Ching-Wei Tsai, Morgan E Grams, Lesley A Inker, Josef Coresh, Elizabeth Selvin
Diabetes Care 2014, 37 (4): 1002-8
OBJECTIVE Serum cystatin C is an alternative to serum creatinine for estimating glomerular filtration rate (GFR), since cystatin C is less influenced by age and muscle mass.
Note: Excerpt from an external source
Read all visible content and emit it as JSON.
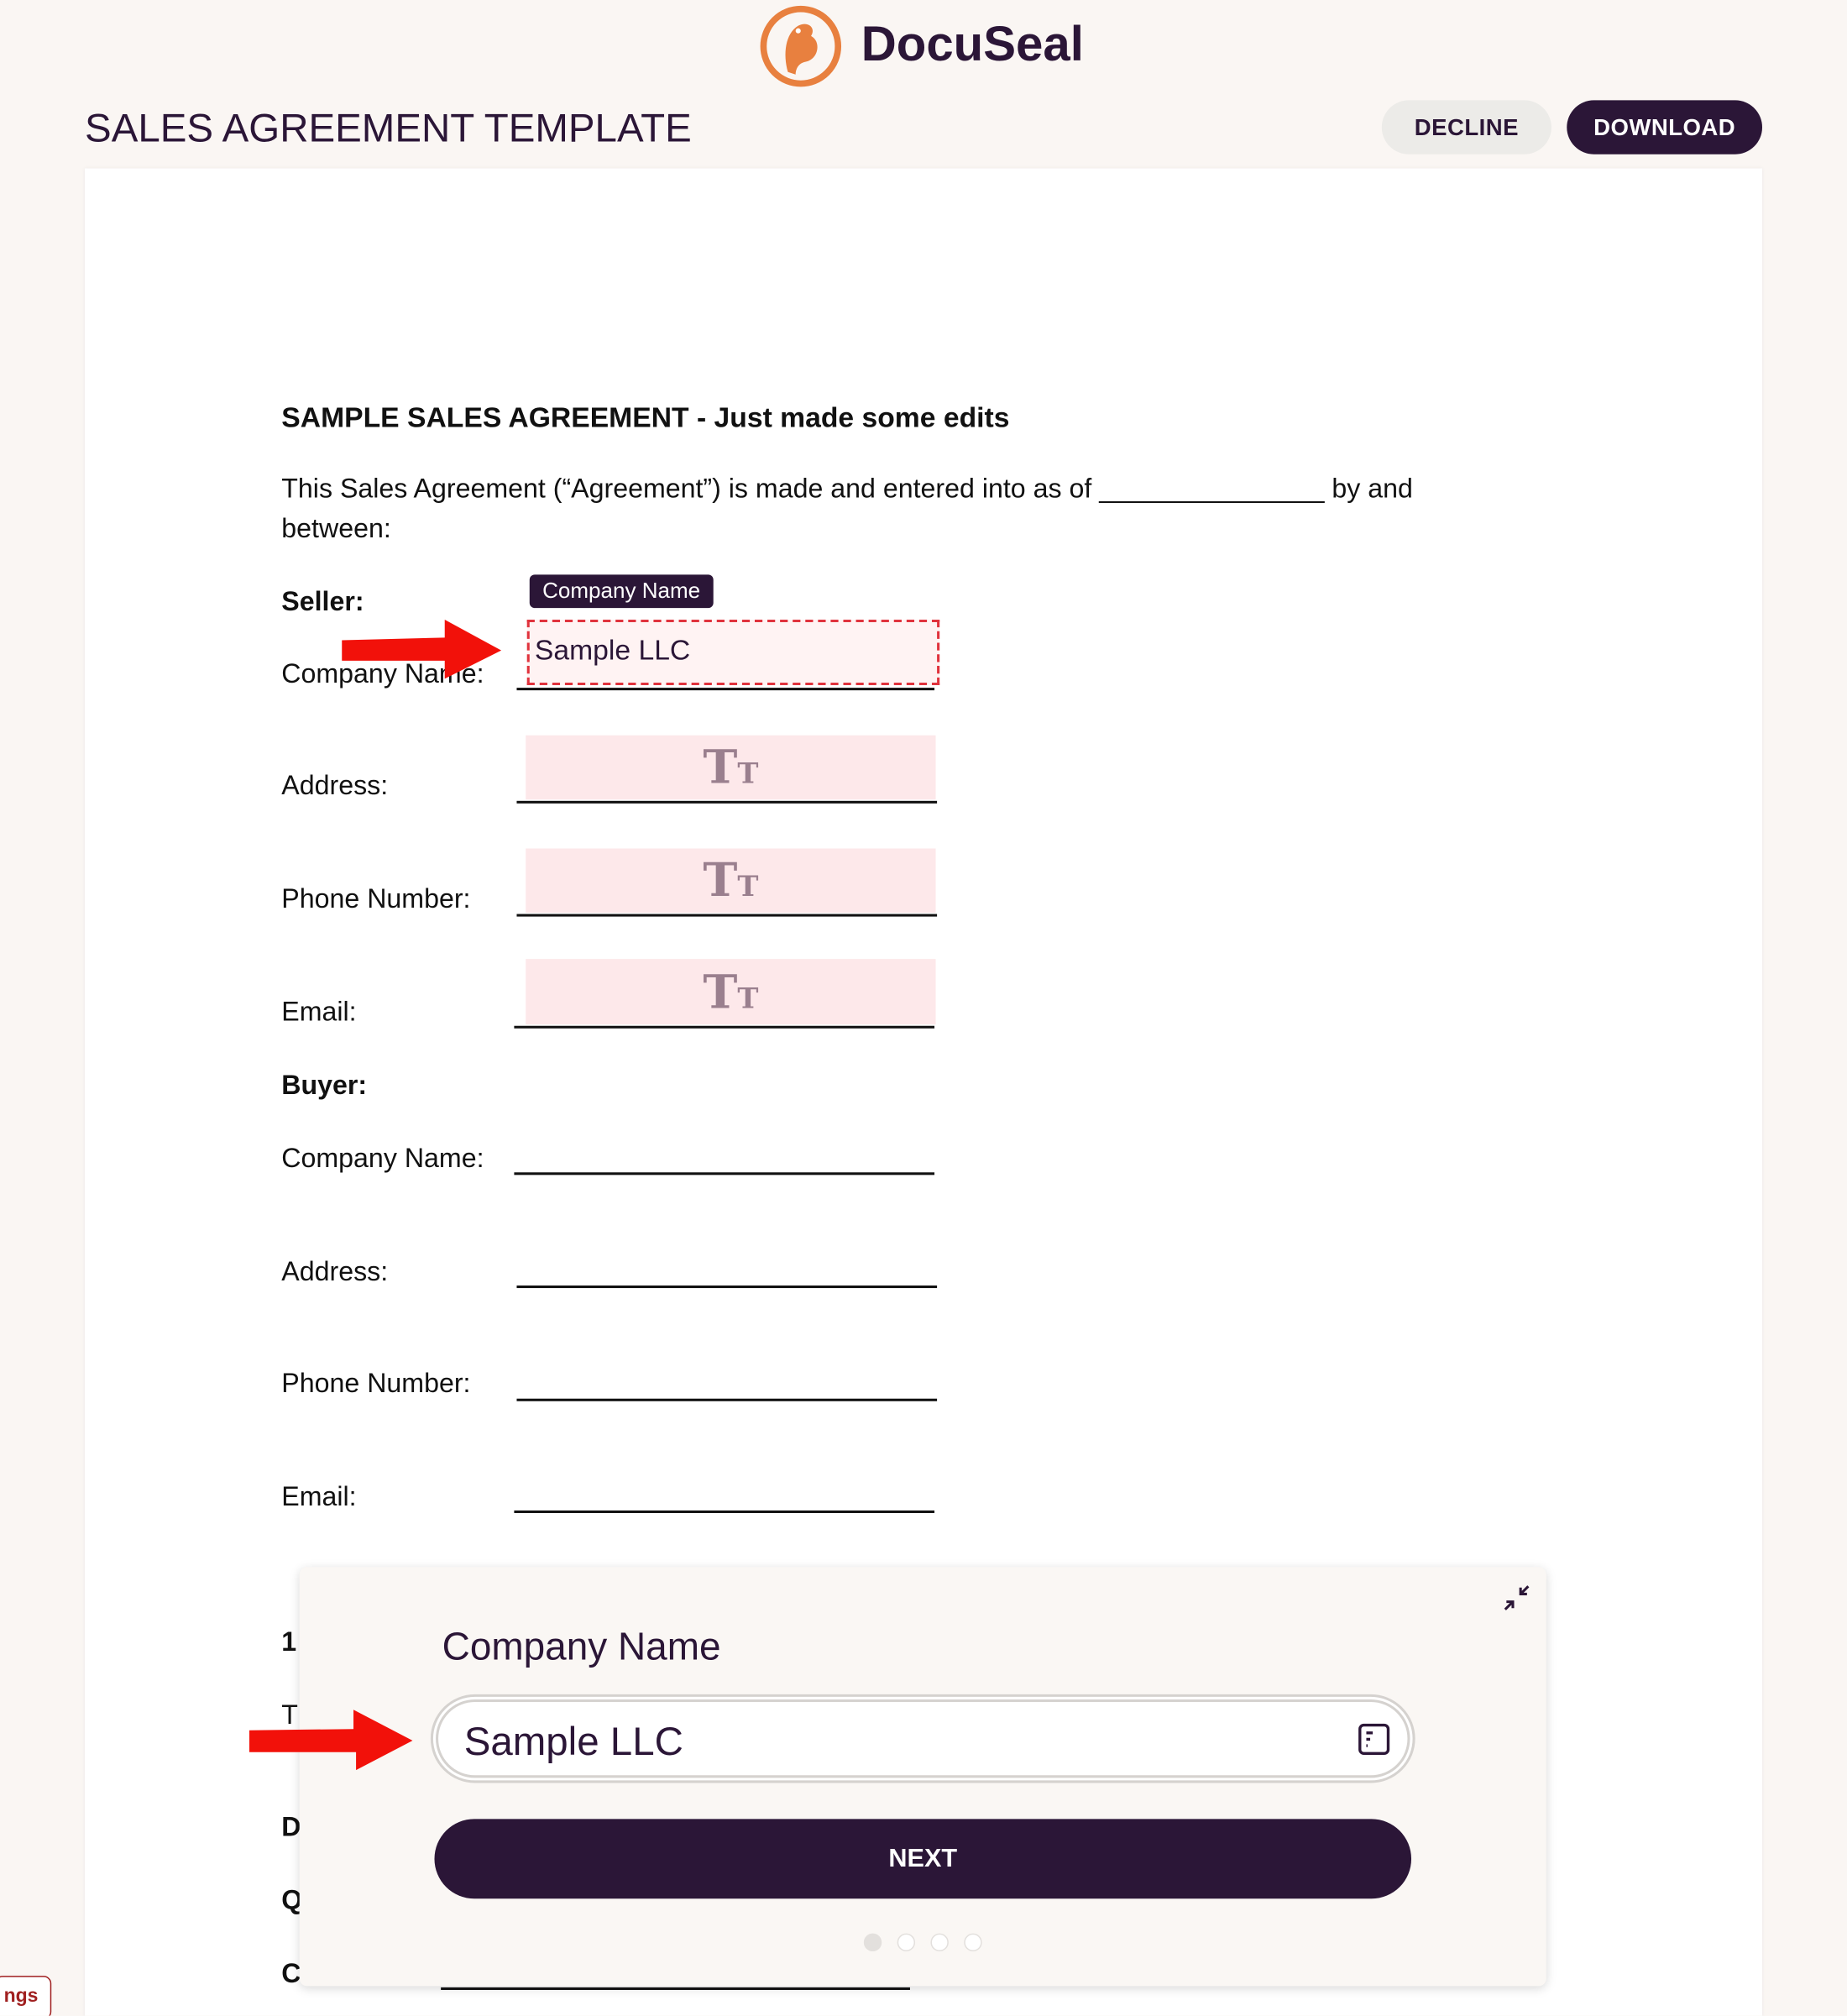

Among persons with diabetes, we compared the performance of GFR estimated using cystatin C (eGFRcys) with that using creatinine (eGFRcr) for the identification of reduced kidney function and its association with diabetes complications. RESEARCH DESIGN AND METHODS We analyzed data from adult participants from the 1999-2002 National Health and Nutrition Examination Survey with available cystatin C (N = 4,457). Kidney function was dichotomized as preserved (eGFR ≥60 mL/min/1.73 m(2)) or reduced (eGFR <60 mL/min/1.73 m(2)) using the 2012 Chronic Kidney Disease Epidemiology Collaboration (CKD-EPI) cystatin C and the 2009 CKD-EPI creatinine equations. RESULTS Among 778 persons with diabetes, the prevalence of reduced kidney function was 16.5% using eGFRcr and 22.0% using eGFRcys. More persons with diabetes were reclassified from preserved kidney function by eGFRcr to reduced kidney function by eGFRcys than persons without diabetes (odds ratio 3.1 [95% CI 1.9-4.9], P < 0.001). The associations between lower eGFR and higher prevalence of albuminuria, retinopathy, peripheral arterial disease, and coronary artery disease were robust regardless of filtration marker. Similarly, the risk of all-cause mortality increased with lower eGFRcr and eGFRcys. Only lower eGFRcys was significantly associated with cardiovascular mortality. CONCLUSIONS More persons with diabetes had reduced kidney function by eGFRcys than by eGFRcr, and lower eGFRcys was strongly associated with diabetes complications. Whether eGFRcys is superior to eGFRcr in approximating true kidney function in a diabetic population requires additional study.